- Born: Zsuzsanna Blau 9 September 1930 (age 95) Felsögöd, Hungary
- Known for: Holocaust survivor
- Spouse: Abraham Pollack
- Awards: MBE,OBE

= Susan Pollack =

British Holocaust survivor

Susan Pollack OBE (born 9 September 1930) is a Hungarian-born British Holocaust survivor and Holocaust educational speaker. During the Holocaust, she was interned at Auschwitz-Birkenau for 10 weeks before being sent to Guben in Germany to work in an armaments factory, and later, by death march, to Bergen-Belsen concentration camp where she was liberated by the British Army on 15 April 1945.

== Early life ==
Pollack was born Zsuzsanna Blau on 9 September 1930 in Felsögöd, Hungary into a Jewish family. Her father, Erno Blau, ran a business selling wood and coal. There were 16 Jewish families living in the small village, which had a population of c. 3000. At an early age she noticed a rise in antisemitism in her town, including laws introduced from 1938. Her brother Laszlo (Laci) was restricted from attending further education due to a law limiting the number of Jewish students attending to two per cent. With the onset of World War II in September 1939, antisemitism became widespread, including radio propaganda and physical attacks. Laci was beaten at a scout meeting. After the Nazis invaded Hungary in March 1944, Jews were made to wear a yellow badge. Her family had their citizenship revoked and her father was forced to close his business. He was invited to a meeting but was instead taken to a concentration camp on a lorry. Pollack never discovered where he died. In May 1944, Pollack and her family were ordered to leave their home and were transported to a ghetto in Vác followed by an internment camp. Later that month, they were sent by cattle truck to Auschwitz-Birkenau.

== Auschwitz-Birkenau ==
Pollack was aged 13 when she and the rest of her family were loaded onto the cattle truck. She recalled that they were locked into the dark, cold space with little room to sit down in inhuman conditions for days with many others. When she arrived at the railway platform at Auschwitz a prisoner told her to say that she was 15 to save her life. She was immediately separated from her mother (Gisella), who was taken with other women and children to the gas chamber. After being separated from her family, Pollack, alongside hundreds of other young women and girls, were stripped and had their heads shaved. She was not tattooed with a number because she was being held with hundreds of others to be deported to other sites. She shared a barracks with 800 young women and each day was forced to parade naked with the other women in front of Josef Mengele, who selected some of them for experiments. Pollack remained in the camp for ten weeks, working as a slave labourer with limited food. She was then transported to Guben, Germany to work in an armaments factory.

== Bergen-Belsen ==
Pollack was forced along with other prisoners on a death march to Bergen-Belsen concentration camp by the Nazis. Many of the prisoners were shot or died of starvation. She described the conditions as "treacherous". On the long walk, they sometimes slept in a barn and were fed with boiled potatoes, until they eventually arrived at Bergen-Belsen. She described the camp as "indescribable", commenting that there were "mountains of corpses everywhere and no hygiene". Infectious diseases were widespread in the camp.

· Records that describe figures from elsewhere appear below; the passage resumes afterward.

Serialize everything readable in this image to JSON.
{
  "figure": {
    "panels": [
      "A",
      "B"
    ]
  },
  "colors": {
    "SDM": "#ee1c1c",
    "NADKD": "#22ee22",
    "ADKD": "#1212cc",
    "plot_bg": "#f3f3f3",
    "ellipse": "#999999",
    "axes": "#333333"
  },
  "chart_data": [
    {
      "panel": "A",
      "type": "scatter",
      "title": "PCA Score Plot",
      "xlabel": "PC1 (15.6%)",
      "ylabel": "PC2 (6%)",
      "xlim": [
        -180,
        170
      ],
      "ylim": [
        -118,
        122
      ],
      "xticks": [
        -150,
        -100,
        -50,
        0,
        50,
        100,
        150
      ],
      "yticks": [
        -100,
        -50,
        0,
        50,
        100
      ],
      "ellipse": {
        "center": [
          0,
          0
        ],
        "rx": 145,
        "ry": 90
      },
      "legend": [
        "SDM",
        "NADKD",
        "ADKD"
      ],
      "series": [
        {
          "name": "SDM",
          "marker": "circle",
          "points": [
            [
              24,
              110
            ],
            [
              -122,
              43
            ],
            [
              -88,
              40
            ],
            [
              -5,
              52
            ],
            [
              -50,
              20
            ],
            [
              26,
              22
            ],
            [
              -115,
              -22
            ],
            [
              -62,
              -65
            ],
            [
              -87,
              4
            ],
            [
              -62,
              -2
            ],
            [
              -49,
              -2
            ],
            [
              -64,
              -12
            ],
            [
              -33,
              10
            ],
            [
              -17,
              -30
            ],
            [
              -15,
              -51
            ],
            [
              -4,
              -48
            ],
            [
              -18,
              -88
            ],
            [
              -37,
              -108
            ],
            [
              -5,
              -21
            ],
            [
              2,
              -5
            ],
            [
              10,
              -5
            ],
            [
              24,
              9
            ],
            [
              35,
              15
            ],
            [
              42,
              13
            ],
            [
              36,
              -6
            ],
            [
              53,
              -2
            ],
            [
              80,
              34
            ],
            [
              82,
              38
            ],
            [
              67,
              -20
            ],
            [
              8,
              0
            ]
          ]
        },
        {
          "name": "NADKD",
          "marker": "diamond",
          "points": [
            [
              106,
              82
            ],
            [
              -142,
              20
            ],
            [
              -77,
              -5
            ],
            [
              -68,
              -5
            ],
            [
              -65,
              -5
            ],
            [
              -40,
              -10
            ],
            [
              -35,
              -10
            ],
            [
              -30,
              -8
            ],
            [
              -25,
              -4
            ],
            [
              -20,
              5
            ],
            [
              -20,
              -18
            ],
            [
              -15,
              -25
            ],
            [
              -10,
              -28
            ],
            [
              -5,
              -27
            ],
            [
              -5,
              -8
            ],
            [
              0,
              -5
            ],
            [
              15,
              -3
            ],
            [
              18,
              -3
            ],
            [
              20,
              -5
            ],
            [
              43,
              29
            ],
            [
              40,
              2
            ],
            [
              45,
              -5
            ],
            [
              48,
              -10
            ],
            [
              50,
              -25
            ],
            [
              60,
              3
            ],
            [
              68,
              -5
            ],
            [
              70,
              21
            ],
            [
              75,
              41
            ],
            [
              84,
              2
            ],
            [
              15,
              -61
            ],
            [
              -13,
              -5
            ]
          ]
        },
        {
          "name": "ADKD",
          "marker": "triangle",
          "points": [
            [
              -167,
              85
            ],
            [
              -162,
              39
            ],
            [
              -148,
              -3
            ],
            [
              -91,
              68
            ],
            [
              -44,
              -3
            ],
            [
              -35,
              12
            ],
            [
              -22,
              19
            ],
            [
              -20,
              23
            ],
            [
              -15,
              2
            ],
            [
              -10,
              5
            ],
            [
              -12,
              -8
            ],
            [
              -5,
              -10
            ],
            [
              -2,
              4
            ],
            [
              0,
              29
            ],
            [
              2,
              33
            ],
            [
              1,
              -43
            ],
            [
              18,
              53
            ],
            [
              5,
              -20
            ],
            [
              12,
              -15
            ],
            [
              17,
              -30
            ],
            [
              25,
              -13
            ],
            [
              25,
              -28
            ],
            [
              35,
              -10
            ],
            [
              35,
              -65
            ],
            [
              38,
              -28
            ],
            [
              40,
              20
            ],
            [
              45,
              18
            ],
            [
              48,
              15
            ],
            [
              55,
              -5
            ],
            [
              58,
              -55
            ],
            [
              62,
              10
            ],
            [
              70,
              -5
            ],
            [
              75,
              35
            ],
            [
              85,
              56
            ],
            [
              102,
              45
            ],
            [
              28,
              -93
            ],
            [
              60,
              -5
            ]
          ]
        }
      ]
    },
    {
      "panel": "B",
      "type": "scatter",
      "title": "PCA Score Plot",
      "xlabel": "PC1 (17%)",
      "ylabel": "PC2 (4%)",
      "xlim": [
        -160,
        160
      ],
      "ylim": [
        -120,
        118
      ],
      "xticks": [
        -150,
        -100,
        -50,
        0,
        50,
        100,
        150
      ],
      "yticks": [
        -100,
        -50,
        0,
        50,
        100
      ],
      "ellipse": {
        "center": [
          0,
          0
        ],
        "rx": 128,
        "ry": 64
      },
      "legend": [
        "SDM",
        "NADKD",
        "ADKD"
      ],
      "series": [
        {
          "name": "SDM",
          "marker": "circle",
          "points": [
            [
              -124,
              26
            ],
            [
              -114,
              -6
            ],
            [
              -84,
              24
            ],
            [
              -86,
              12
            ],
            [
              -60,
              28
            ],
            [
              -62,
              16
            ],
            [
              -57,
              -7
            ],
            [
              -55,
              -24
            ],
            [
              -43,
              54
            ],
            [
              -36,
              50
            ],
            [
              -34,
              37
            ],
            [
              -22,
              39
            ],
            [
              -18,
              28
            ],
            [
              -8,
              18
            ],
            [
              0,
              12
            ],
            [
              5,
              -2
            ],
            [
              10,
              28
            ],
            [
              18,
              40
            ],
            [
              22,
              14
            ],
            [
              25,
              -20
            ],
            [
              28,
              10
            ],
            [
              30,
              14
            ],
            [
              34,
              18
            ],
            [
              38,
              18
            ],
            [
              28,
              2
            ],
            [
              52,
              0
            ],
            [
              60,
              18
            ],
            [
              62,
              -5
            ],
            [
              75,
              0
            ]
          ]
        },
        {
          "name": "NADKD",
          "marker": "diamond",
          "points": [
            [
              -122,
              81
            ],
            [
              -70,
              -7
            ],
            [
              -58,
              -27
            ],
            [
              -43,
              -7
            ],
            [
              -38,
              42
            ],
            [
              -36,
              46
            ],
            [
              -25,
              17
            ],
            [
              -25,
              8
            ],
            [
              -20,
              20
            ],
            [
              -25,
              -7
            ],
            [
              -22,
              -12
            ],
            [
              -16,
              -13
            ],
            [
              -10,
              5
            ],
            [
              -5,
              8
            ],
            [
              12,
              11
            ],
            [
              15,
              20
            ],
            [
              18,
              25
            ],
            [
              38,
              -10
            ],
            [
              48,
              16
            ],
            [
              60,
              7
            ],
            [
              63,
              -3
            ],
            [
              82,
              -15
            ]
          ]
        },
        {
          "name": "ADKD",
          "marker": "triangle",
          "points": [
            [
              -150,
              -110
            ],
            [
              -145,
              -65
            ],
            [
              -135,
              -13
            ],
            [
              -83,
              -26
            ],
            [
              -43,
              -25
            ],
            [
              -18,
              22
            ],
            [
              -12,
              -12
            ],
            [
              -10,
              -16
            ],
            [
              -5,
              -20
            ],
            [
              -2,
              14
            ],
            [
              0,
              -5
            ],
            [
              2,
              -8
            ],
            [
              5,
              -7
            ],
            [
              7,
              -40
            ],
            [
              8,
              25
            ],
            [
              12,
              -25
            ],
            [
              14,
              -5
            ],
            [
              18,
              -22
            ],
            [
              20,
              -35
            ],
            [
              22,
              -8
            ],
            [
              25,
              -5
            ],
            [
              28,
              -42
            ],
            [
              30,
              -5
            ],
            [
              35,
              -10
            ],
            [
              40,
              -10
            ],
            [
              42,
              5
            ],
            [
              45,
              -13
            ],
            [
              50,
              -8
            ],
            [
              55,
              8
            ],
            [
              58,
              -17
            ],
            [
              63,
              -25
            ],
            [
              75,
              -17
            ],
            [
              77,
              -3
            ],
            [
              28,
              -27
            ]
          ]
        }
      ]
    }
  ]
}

On 15 April 1945, they were liberated by the British Army. When she heard shouting in the camp that they were being set free, she crawled out of her barracks. An English soldier picked her up and put her in an ambulance, which transported her to a makeshift hospital. Pollack did not feel exuberant about being liberated from the camp. She stated that the dehumanisation and despair left her feeling numb. She was treated for various diseases including tuberculosis and typhoid, then moved to Sweden to recover. Pollack's brother Laci was the only other family member to survive and he returned to the family home in Hungary. Pollack learned that her brother had been forced to work as a Sonderkommando, and consequently he experienced mental health issues.

==Later life==

Pollack moved to Canada, where she met her husband, who was also a survivor of the Holocaust. In 1962, she moved to the United Kingdom, where she studied a history degree, worked as a librarian, volunteered as a Samaritan and spent 25 years teaching about the Holocaust. She made it her mission to share her Holocaust testimony. She has shared her life story with thousands of young people and adults.

In May 2015, Pollack gave evidence at the trial of former Auschwitz SS guard Oskar Gröning.

==Honours==
In the 2016 New Year Honours, she was appointed MBE for services to Holocaust Education, and in the 2023 New Year Honours, she was appointed OBE for services to Holocaust Education and Awareness.

== Other media ==
In January 2022, the premiere of Pollack's life story was portrayed on stage in a play titled "Kindness", by the theatre company Voices of the Holocaust. Since its premiere, ‘Kindness: A Legacy of the Holocaust’ co-authored by Mark Wheeller has been seen by over 30,000 students in schools across the UK.